Sambil saling berteriak, Inspektur Blois dan para petugas terus memeriksa bagian dalam department store tersebut.

Kazuya mengikuti inspektur itu ke ruangan tempat dia pertama kali masuk, sebuah ruangan penuh kotak kaca.

Kotak-kotak kaca itu penuh dengan barang-barang yang berkilau dan glamor, tetapi tidak ada satu pun di antaranya yang merupakan karya seni curian atau barang-barang yang sangat mahal. Petugas yang memeriksa area penyimpanan di bawah juga melaporkan tidak menemukan apa pun.

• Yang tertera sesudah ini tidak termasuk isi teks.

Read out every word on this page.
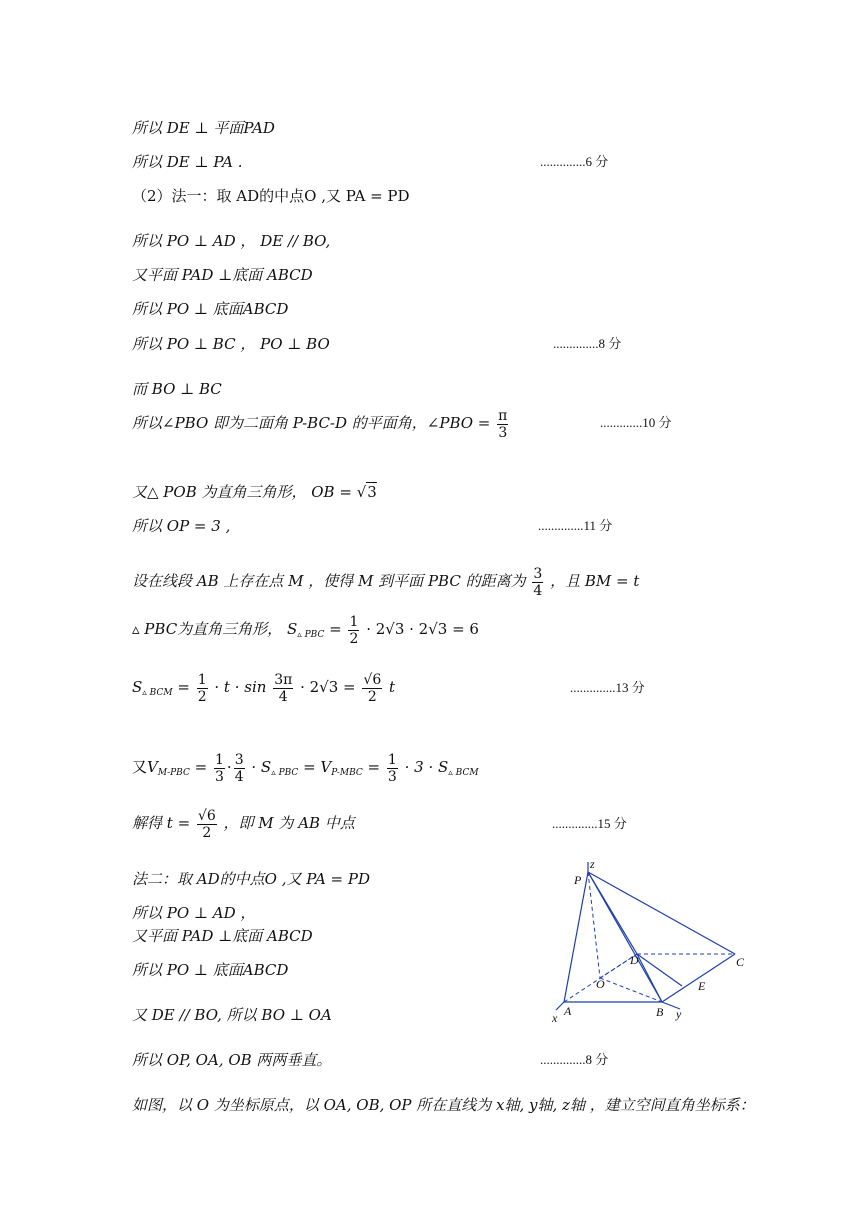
所以 DE ⊥ 平面PAD
所以 DE ⊥ PA .	..............6 分
（2）法一：取 AD的中点O ,又 PA = PD
所以 PO ⊥ AD ， DE // BO,
又平面 PAD ⊥底面 ABCD
所以 PO ⊥ 底面ABCD
所以 PO ⊥ BC ， PO ⊥ BO	..............8 分
而 BO ⊥ BC
所以∠PBO 即为二面角 P-BC-D 的平面角，∠PBO = $\frac{\pi}{3}$	.............10 分
又△ POB 为直角三角形， OB = √3
所以 OP = 3 ,	..............11 分
设在线段 AB 上存在点 M ，使得 M 到平面 PBC 的距离为 $\frac{3}{4}$ ，且 BM = t
▵ PBC为直角三角形， $S_{▵ PBC} = \frac{1}{2} \cdot 2√3 \cdot 2√3 = 6$
$S_{▵ BCM} = \frac{1}{2} \cdot t \cdot \sin \frac{3\pi}{4} \cdot 2√3 = \frac{√6}{2}$ t	..............13 分
又$V_{M-PBC} = \frac{1}{3} \cdot \frac{3}{4} \cdot S_{▵ PBC} = V_{P-MBC} = \frac{1}{3} \cdot 3 \cdot S_{▵ BCM}$
解得 $t = \frac{√6}{2}$ ，即 M 为 AB 中点	..............15 分
法二：取 AD的中点O ,又 PA = PD
所以 PO ⊥ AD ，
又平面 PAD ⊥底面 ABCD
所以 PO ⊥ 底面ABCD
又 DE // BO, 所以 BO ⊥ OA
所以 OP, OA, OB 两两垂直。	..............8 分
如图，以 O 为坐标原点，以 OA, OB, OP 所在直线为 x轴, y轴, z轴 ，建立空间直角坐标系：
z
P
D	C
O	E
x A	B y
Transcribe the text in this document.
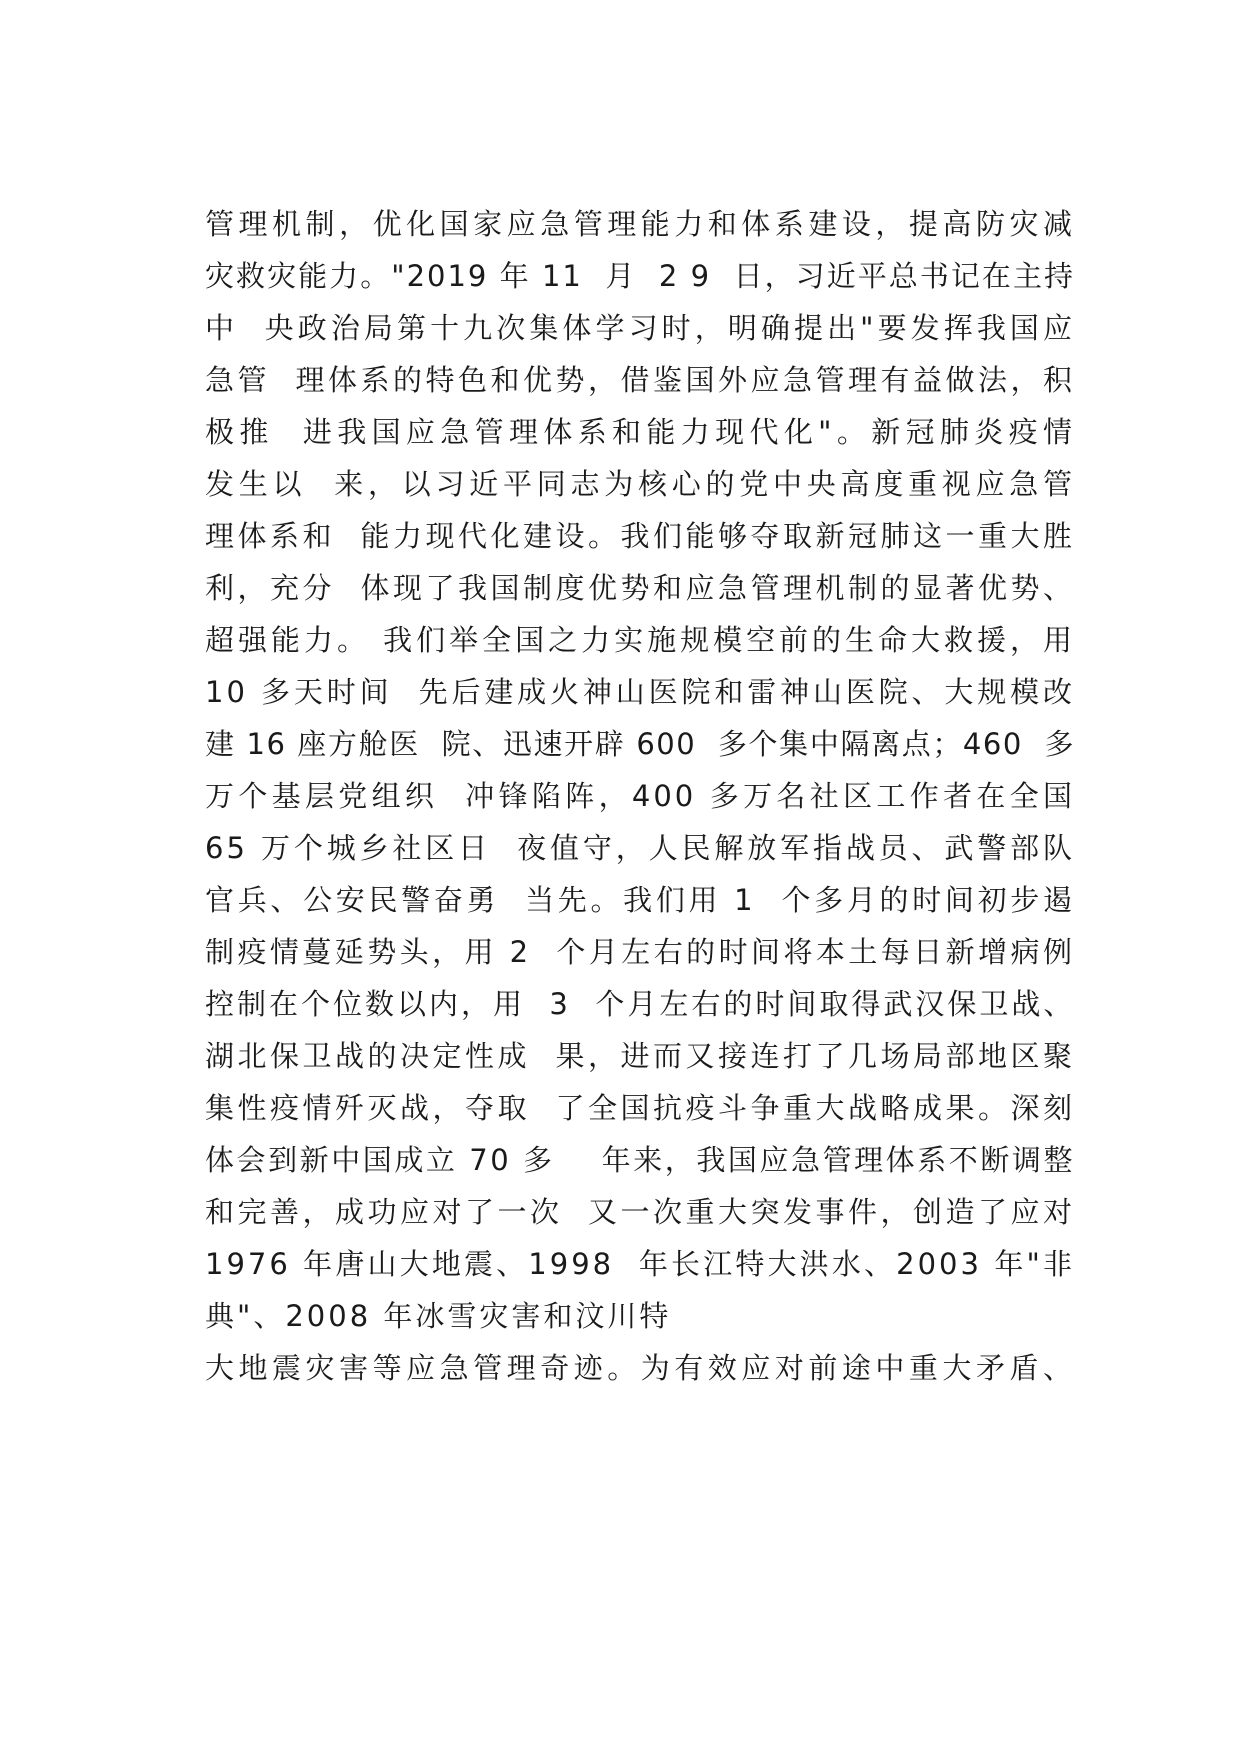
管理机制，优化国家应急管理能力和体系建设，提高防灾减
灾救灾能力。"2019 年 11  月  2 9  日，习近平总书记在主持
中  央政治局第十九次集体学习时，明确提出"要发挥我国应
急管  理体系的特色和优势，借鉴国外应急管理有益做法，积
极推  进我国应急管理体系和能力现代化"。新冠肺炎疫情
发生以  来，以习近平同志为核心的党中央高度重视应急管
理体系和  能力现代化建设。我们能够夺取新冠肺这一重大胜
利，充分  体现了我国制度优势和应急管理机制的显著优势、
超强能力。 我们举全国之力实施规模空前的生命大救援，用
10 多天时间  先后建成火神山医院和雷神山医院、大规模改
建 16 座方舱医  院、迅速开辟 600  多个集中隔离点；460  多
万个基层党组织  冲锋陷阵，400 多万名社区工作者在全国
65 万个城乡社区日  夜值守，人民解放军指战员、武警部队
官兵、公安民警奋勇  当先。我们用 1  个多月的时间初步遏
制疫情蔓延势头，用 2  个月左右的时间将本土每日新增病例
控制在个位数以内，用  3  个月左右的时间取得武汉保卫战、
湖北保卫战的决定性成  果，进而又接连打了几场局部地区聚
集性疫情歼灭战，夺取  了全国抗疫斗争重大战略成果。深刻
体会到新中国成立 70 多    年来，我国应急管理体系不断调整
和完善，成功应对了一次  又一次重大突发事件，创造了应对
1976 年唐山大地震、1998  年长江特大洪水、2003 年"非
典"、2008 年冰雪灾害和汶川特
大地震灾害等应急管理奇迹。为有效应对前途中重大矛盾、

Mereka tidak dapat menemukan karya seni maupun gadis-gadis yang hilang. Hanya pemberat kertas dan perhiasan palsu di ruangan atas, dan manekin di area penyimpanan.

Inspektur Blois mondar-mandir dengan kesal. “Itu tidak mungkin!” desisnya. Dia menghantamkan tinjunya ke kotak kaca dan menggigit bibirnya. “Kujou,” panggilnya. “Rahasianya ada di dalam Jeantan. Mawar Biru yang kau temukan ada di sebuah ruangan di toserba—di sini. Dan gadis Rusia yang kau bawa mengatakan kepada kami bahwa mereka terkunci di sebuah ruangan di Jeantan. Dia bilang dia bisa melihat istana kerajaan dari jendela. Dan ketika seorang gadis kecil meminta bantuan Luigi, dia berlari keluar dari sini.” Dia berhenti sejenak, lalu dengan nada frustrasi, menambahkan, “Semuanya seharusnya ada di sini, di dalam.”

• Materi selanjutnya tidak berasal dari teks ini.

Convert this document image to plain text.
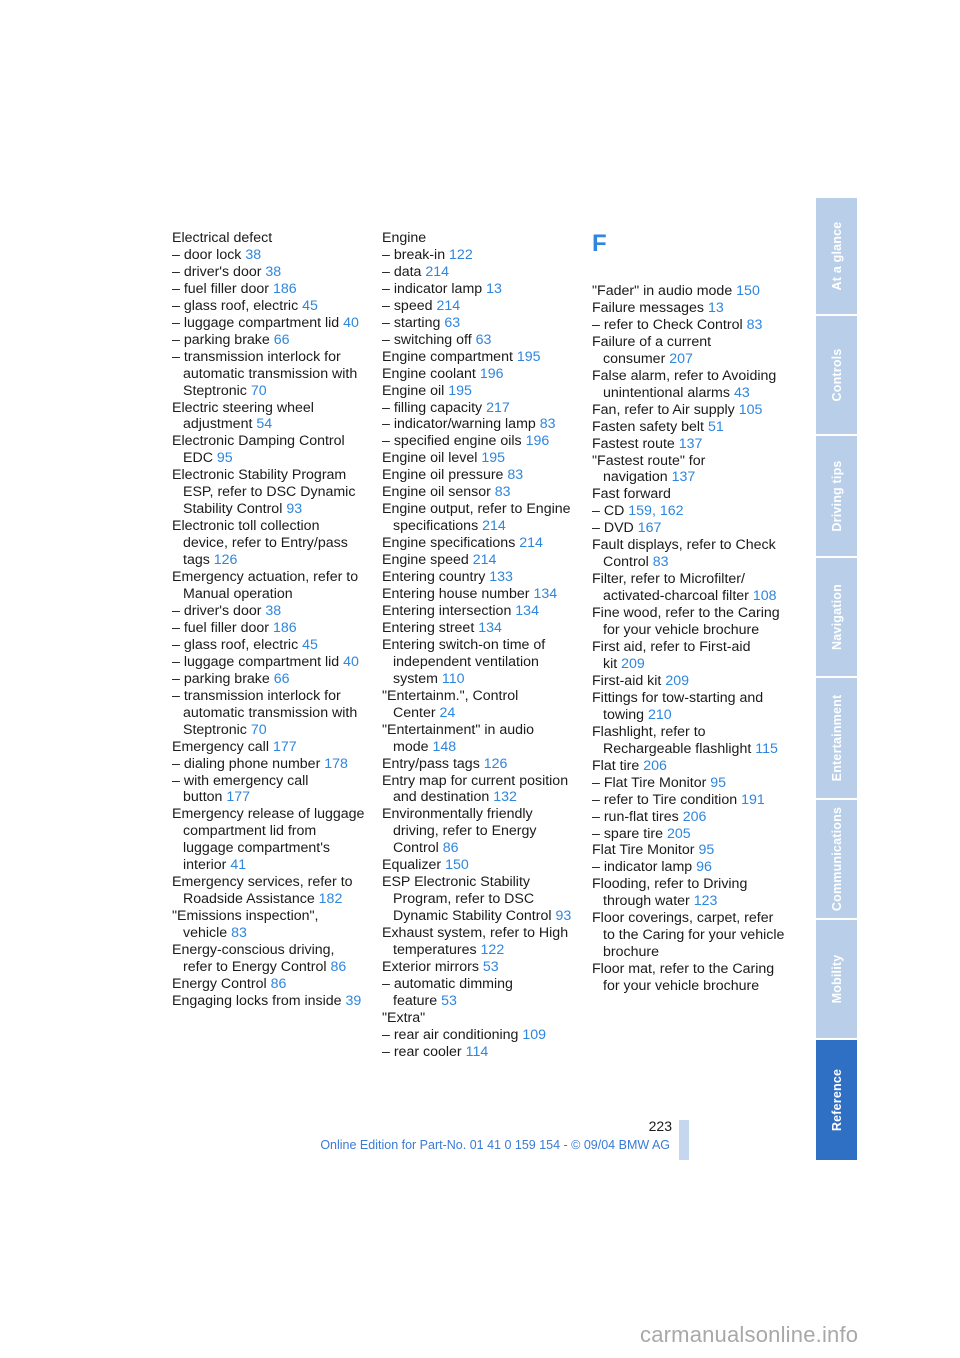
Electrical defect
– door lock 38
– driver's door 38
– fuel filler door 186
– glass roof, electric 45
– luggage compartment lid 40
– parking brake 66
– transmission interlock for automatic transmission with Steptronic 70
Electric steering wheel adjustment 54
Electronic Damping Control EDC 95
Electronic Stability Program ESP, refer to DSC Dynamic Stability Control 93
Electronic toll collection device, refer to Entry/pass tags 126
Emergency actuation, refer to Manual operation
– driver's door 38
– fuel filler door 186
– glass roof, electric 45
– luggage compartment lid 40
– parking brake 66
– transmission interlock for automatic transmission with Steptronic 70
Emergency call 177
– dialing phone number 178
– with emergency call button 177
Emergency release of luggage compartment lid from luggage compartment's interior 41
Emergency services, refer to Roadside Assistance 182
"Emissions inspection", vehicle 83
Energy-conscious driving, refer to Energy Control 86
Energy Control 86
Engaging locks from inside 39
Engine
– break-in 122
– data 214
– indicator lamp 13
– speed 214
– starting 63
– switching off 63
Engine compartment 195
Engine coolant 196
Engine oil 195
– filling capacity 217
– indicator/warning lamp 83
– specified engine oils 196
Engine oil level 195
Engine oil pressure 83
Engine oil sensor 83
Engine output, refer to Engine specifications 214
Engine specifications 214
Engine speed 214
Entering country 133
Entering house number 134
Entering intersection 134
Entering street 134
Entering switch-on time of independent ventilation system 110
"Entertainm.", Control Center 24
"Entertainment" in audio mode 148
Entry/pass tags 126
Entry map for current position and destination 132
Environmentally friendly driving, refer to Energy Control 86
Equalizer 150
ESP Electronic Stability Program, refer to DSC Dynamic Stability Control 93
Exhaust system, refer to High temperatures 122
Exterior mirrors 53
– automatic dimming feature 53
"Extra"
– rear air conditioning 109
– rear cooler 114
F
"Fader" in audio mode 150
Failure messages 13
– refer to Check Control 83
Failure of a current consumer 207
False alarm, refer to Avoiding unintentional alarms 43
Fan, refer to Air supply 105
Fasten safety belt 51
Fastest route 137
"Fastest route" for navigation 137
Fast forward
– CD 159, 162
– DVD 167
Fault displays, refer to Check Control 83
Filter, refer to Microfilter/ activated-charcoal filter 108
Fine wood, refer to the Caring for your vehicle brochure
First aid, refer to First-aid kit 209
First-aid kit 209
Fittings for tow-starting and towing 210
Flashlight, refer to Rechargeable flashlight 115
Flat tire 206
– Flat Tire Monitor 95
– refer to Tire condition 191
– run-flat tires 206
– spare tire 205
Flat Tire Monitor 95
– indicator lamp 96
Flooding, refer to Driving through water 123
Floor coverings, carpet, refer to the Caring for your vehicle brochure
Floor mat, refer to the Caring for your vehicle brochure
At a glance
Controls
Driving tips
Navigation
Entertainment
Communications
Mobility
Reference
223
Online Edition for Part-No. 01 41 0 159 154 - © 09/04 BMW AG
carmanualsonline.info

“Ya.” Kazuya berlutut di lantai, tenggelam dalam pikirannya.

“Apa yang sedang kamu lakukan?” Inspektur Blois bertanya dengan rasa ingin tahu.

“Ketika pertama kali memasuki ruangan ini dan menemukan Blue Rose yang asli, kertas dindingnya berwarna cokelat dan lantainya ditutupi ubin hitam dan putih. Lampu gantungnya juga berbentuk bunga. Ruangan itu elegan. Namun ketika aku kembali ke sini bersamamu, kertas dindingnya telah berubah menjadi emas dan lampu gantungnya juga telah berubah bentuk. Barang-barang di dalam kotak kaca telah diganti, dan lantainya ditutupi karpet merah. Ruangan itu berubah menjadi sesuatu yang memuakkan.”

“Ya. Ada apa?”

Kazuya mencengkeram tepi karpet merah di lantai dan menariknya sekuat tenaga.

“aku mengerti,” desah inspektur itu.

Ubin hitam dan putih muncul dari bawah, berkilau dingin.

“Tuan Garnier menipu kita!” Perlahan, dia berdiri.

Kazuya dan Inspektur Blois berdiri di sana, saling menatap.

 

Mendengar teriakan dari petugas polisi, Kazuya dan Inspektur Blois bergegas ke departemen pakaian wanita kelas atas di lantai tiga Jeantan.

Para petugas sedang memeriksa salah satu ruang ganti.

Suara wanita tua aneh itu muncul di pikiran Kazuya.

“Putri aku ingin sebuah gaun. aku katakan padanya bahwa aku akan membelikannya. Dia mengambil gaun itu dan pergi ke ruang ganti sendirian. aku menunggunya keluar, dan ketika aku membuka pintu, dia sudah pergi. Tidak ada seorang pun di sana.”

Kazuya dan inspektur melihat ke arah yang ditunjuk petugas.

Pintu ruang ganti terbuka. Dikelilingi oleh dinding di tiga sisi, dinding terjauh memiliki cermin. Cermin itu bergerak perlahan. Kazuya dan inspektur saling bertukar pandang.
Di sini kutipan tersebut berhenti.